Meestal volgt de Hoge Raad, die nog deze zomer uitspraak doet, de conclusie van de PG, maar soms ook niet. “De familie Ter Haar blijft daarom hoop houden dat zij alsnog in het gelijk wordt gesteld. De Rabo heeft alleen aan haar eigen hachje gedacht en Oad als jarenlange trouwe klant keihard laten vallen op een cruciaal moment voor de turn-around en het inbrengen van vers kapitaal. Het trieste gevolg was dat meer dan 1.500 medewerkers op straat stonden en dat er overal enorme schade is geleden. De bank had dat kunnen voorkomen. Het Rabo-optreden kent geen enkele rechtvaardiging”, zegt woordvoerder Jan Driessen tegen Reisbizz.
Eigen afweging van Rabobank
Desondanks was de Rabo volgens de PG gerechtigd om een eigen (gemotiveerde) afweging te maken binnen de regels en afspraken. “Het was niet onbegrijpelijk van de bank, in het licht van wat er dat jaar allemaal was gepasseerd, om vast te houden aan de deadline van 27 september. Ook is duidelijk gemaakt aan de Oad-directie in een waiver dat er tijdig risicodragend kapitaal in de onderneming moest zijn ingebracht. Dat heeft het Hof bepaald en kan niet meer in cassatie worden overgedaan. Het arrest legt uitvoerig uit hoe tot dat oordeel is gekomen.”

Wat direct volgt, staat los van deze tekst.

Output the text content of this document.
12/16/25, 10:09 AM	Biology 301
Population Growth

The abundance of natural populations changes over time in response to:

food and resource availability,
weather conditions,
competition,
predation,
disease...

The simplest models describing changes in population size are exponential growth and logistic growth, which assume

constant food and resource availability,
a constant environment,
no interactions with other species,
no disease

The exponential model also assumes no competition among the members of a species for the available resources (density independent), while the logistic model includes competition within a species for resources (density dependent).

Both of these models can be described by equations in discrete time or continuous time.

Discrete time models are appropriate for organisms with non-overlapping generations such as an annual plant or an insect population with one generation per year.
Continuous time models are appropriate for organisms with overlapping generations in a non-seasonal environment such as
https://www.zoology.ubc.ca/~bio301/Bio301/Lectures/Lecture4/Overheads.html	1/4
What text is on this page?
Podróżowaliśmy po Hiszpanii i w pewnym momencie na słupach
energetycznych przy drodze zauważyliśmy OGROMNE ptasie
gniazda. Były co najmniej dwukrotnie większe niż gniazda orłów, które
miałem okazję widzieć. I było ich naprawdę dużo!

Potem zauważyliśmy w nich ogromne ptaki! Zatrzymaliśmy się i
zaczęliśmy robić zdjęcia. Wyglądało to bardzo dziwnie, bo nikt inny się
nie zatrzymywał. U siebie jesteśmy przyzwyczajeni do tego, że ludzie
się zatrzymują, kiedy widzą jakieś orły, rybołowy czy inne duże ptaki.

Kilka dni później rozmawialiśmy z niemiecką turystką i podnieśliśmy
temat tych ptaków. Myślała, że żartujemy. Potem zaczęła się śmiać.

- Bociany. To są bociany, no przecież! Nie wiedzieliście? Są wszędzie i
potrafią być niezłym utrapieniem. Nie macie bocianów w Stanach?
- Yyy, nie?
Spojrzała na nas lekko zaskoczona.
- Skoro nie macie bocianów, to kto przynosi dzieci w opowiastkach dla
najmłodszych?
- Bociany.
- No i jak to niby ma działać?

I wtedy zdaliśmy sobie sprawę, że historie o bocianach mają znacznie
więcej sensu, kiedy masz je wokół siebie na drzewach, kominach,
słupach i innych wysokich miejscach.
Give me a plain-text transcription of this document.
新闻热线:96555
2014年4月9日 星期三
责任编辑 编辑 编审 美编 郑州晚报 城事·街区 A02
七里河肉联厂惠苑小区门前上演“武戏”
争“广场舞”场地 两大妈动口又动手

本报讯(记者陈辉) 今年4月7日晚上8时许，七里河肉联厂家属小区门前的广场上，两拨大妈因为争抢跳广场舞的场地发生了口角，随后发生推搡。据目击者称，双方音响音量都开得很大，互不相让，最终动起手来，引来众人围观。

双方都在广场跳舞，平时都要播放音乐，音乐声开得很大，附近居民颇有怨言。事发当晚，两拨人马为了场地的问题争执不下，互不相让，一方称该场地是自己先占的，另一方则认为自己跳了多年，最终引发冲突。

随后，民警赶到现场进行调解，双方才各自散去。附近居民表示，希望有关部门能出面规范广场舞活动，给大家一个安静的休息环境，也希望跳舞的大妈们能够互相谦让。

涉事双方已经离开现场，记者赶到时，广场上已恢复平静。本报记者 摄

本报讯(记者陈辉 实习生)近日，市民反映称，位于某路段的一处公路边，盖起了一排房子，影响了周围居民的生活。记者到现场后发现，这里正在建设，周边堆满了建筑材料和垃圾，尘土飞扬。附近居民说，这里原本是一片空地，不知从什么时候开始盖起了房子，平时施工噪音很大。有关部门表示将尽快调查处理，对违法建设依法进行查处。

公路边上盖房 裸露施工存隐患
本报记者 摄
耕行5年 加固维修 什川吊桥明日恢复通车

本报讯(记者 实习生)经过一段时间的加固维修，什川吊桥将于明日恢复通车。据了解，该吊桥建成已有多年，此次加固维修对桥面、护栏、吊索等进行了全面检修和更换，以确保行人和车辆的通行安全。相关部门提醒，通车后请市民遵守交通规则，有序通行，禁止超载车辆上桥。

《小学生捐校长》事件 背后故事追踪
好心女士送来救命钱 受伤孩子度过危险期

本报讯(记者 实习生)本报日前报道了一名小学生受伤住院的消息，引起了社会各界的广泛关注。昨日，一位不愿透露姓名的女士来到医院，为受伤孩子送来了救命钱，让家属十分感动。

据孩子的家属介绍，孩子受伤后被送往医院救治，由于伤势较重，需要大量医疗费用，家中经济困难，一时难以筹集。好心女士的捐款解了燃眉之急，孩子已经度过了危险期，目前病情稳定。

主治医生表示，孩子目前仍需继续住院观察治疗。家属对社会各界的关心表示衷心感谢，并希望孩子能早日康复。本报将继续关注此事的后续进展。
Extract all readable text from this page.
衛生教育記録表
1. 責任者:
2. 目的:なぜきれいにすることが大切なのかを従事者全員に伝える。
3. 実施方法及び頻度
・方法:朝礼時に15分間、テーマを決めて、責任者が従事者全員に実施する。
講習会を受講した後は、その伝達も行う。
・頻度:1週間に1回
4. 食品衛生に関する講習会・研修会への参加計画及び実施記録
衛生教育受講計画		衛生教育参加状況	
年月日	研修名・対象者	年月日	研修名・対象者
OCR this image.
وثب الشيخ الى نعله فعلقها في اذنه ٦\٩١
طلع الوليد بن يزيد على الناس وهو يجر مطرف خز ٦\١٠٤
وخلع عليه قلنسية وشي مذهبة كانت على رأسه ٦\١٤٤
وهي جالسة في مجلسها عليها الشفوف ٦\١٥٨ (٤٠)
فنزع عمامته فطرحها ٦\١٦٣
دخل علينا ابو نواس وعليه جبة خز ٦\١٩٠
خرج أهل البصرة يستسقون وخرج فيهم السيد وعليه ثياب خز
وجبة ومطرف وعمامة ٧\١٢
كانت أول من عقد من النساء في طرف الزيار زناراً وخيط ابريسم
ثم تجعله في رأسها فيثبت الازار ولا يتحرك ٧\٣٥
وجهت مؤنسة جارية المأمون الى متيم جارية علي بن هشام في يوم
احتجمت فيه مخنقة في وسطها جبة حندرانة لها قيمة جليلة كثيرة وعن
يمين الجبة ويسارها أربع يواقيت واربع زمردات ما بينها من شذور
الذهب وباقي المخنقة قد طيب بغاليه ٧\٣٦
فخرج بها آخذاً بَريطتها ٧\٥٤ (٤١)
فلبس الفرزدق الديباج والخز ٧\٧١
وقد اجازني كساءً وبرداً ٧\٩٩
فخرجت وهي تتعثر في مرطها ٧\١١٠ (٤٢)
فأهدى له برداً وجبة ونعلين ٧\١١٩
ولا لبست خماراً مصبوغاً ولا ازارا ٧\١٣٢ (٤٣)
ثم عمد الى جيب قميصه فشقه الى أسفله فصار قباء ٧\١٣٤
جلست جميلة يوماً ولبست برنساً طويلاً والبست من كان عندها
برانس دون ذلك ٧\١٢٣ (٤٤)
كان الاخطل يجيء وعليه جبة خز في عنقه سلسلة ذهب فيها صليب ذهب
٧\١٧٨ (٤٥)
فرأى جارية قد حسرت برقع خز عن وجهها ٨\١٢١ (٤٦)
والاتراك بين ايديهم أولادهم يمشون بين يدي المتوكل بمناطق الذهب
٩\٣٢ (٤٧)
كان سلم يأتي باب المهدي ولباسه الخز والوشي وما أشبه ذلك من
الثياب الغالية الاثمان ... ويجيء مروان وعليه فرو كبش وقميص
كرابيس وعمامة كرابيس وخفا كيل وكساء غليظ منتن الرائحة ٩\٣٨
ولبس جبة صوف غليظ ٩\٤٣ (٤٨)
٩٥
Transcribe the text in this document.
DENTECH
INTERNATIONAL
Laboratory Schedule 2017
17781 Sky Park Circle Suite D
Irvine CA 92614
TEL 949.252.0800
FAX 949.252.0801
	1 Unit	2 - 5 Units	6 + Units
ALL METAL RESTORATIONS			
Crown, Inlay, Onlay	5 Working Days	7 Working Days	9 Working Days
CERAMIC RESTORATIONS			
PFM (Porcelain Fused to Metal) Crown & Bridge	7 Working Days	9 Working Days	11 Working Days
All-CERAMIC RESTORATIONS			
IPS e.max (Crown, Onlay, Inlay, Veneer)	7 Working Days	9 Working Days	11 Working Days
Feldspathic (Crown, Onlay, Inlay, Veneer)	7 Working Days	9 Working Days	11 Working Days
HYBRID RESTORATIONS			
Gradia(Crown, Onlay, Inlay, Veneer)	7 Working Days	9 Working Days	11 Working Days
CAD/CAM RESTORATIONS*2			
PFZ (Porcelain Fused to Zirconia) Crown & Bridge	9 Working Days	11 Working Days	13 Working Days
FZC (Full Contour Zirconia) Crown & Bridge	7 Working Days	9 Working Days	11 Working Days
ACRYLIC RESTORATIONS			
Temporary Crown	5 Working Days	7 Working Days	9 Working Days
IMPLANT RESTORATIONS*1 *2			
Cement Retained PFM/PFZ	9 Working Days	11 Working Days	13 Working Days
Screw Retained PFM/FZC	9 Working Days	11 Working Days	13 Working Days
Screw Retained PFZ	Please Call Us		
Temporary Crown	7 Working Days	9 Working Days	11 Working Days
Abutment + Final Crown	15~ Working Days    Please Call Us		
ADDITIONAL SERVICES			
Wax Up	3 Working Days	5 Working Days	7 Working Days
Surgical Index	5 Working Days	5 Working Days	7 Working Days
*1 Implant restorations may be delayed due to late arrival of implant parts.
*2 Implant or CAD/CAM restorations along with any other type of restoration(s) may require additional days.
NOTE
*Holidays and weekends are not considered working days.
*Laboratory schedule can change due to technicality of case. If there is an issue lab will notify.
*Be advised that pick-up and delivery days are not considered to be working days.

Toch vindt Driessen dat de PG-conclusie voorbijgaat aan de grove schending van de bancaire verantwoordelijkheid jegens Oad en omgeving. “Het bankroet is veroorzaakt door nalatigheid en falend gedrag van de Rabo. Dat blijft stuitend en onvergeeflijk. Wij hebben er vertrouwen in dat de Hoge Raad in totale onafhankelijkheid een oordeel gaat vellen. Zeker in complexe zaken als deze, die maatschappelijk belangrijk zijn, wordt er regelmatig afgeweken van het PG-advies en cassatie alsnog toegewezen. We wachten af wat de Hoge Raad in alle wijsheid beslist. Maar eerst mogen onze advocaten nog reageren op het standpunt van de procureur-generaal.”